If things work out correctly and you don't recieve an error-message after typing in your password you are now free to use the directory ~/visible to store all kinds of sensitive information:-)
In order to close the ~/visible directory simply type:
fusermount -u ~/visible
As long as the directory is closed all the information in ~/visible will seem to have disappeared. The only way to gain access to this information again is by unlocking it. This can be done in a terminal by typing:
encfs ~/.encrypted ~/visible
You will be asked for the proper password to gain access.
Automatically Mounting on Startup
gnome-encfs Python script
The gnome-encfs project uses the gnome keyring (standard authentication mechanism) and the autostart mechanism to automatically mount your directory on login.
Unfortunately this is not available in the Ubuntu repositories, and must be manually installed.

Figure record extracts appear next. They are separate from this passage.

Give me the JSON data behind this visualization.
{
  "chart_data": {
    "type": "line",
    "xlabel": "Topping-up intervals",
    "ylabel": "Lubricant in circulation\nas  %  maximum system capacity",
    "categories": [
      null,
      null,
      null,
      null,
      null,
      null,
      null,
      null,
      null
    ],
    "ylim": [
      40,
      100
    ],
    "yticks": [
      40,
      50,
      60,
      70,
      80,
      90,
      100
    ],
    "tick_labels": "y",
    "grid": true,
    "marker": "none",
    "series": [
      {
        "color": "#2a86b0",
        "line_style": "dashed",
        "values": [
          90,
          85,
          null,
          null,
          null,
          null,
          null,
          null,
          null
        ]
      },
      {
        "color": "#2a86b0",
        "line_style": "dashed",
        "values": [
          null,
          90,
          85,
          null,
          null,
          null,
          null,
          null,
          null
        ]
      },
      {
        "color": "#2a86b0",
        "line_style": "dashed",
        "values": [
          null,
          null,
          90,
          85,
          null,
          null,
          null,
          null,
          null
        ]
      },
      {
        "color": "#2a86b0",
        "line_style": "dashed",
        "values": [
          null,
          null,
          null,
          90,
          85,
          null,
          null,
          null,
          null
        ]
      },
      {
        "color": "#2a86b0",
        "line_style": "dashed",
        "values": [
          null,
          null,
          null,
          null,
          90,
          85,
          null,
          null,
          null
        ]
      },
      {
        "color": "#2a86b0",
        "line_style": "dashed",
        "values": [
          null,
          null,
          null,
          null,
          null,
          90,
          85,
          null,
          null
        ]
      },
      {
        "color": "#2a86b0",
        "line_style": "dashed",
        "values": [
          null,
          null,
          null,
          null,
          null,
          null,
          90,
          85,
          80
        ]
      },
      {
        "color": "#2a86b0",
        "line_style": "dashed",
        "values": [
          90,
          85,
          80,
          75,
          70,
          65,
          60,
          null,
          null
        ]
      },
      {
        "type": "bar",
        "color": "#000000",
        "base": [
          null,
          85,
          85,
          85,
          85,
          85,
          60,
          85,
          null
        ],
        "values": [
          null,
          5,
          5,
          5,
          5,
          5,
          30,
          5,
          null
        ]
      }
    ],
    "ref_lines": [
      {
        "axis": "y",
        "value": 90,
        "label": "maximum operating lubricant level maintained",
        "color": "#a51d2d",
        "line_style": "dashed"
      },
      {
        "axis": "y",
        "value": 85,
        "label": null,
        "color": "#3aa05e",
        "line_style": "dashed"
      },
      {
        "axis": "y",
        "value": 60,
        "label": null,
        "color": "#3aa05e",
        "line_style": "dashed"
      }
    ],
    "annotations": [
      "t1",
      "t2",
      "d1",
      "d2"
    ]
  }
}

From the directory where you keep miscellaneous or source files, run:
hg clone http://bitbucket.org/obensonne/gnome-encfs cd gnome-encfs sudo install gnome-encfs /usr/local/bin
Now to setup gnome-encfs so that it knows to mount your directory (using the same names as above) run:
gnome-encfs --add ~/.encrypted ~/visible
Gnome Encfs Manager
To install it copy/paste the following line into a terminal and hit enter:
sudo add-apt-repository ppa:gencfsm && sudo apt-get update && sudo apt-get install gnome-encfs-manager
Now run "Gnome Encfs Manager" application and do setup via GUI dialogs.
Manually Mounting from Cryptkeeper
There is a gnome tray application called Cryptkeeper that allows for manual (GUI based) mounting/unmounting of directories encrypted with encfs.
To install it, run:
sudo apt-get install cryptkeeper
It should then be available to run from Applications->System Tools->Crytpkeeper. To add your volume click on the tray icon and select "Import EncFS directory". It will then let you browse to your encrypted ~/.encrypted directory (from part 1 of this page). You can then select the location it should be mounted as well.
In the future, you can simply click on it, and select your directory from the drop-down options.
Because of changes to the Boost Serialization library (in 1.42), data encrypted under 10.10 Maverick Meerkat or later are not compatible with encfs running on 10.04LTS Lucid Lynx or earlier.
Easily Encrypt Folders - File browser plugin to add encryption support to the right-click context menu.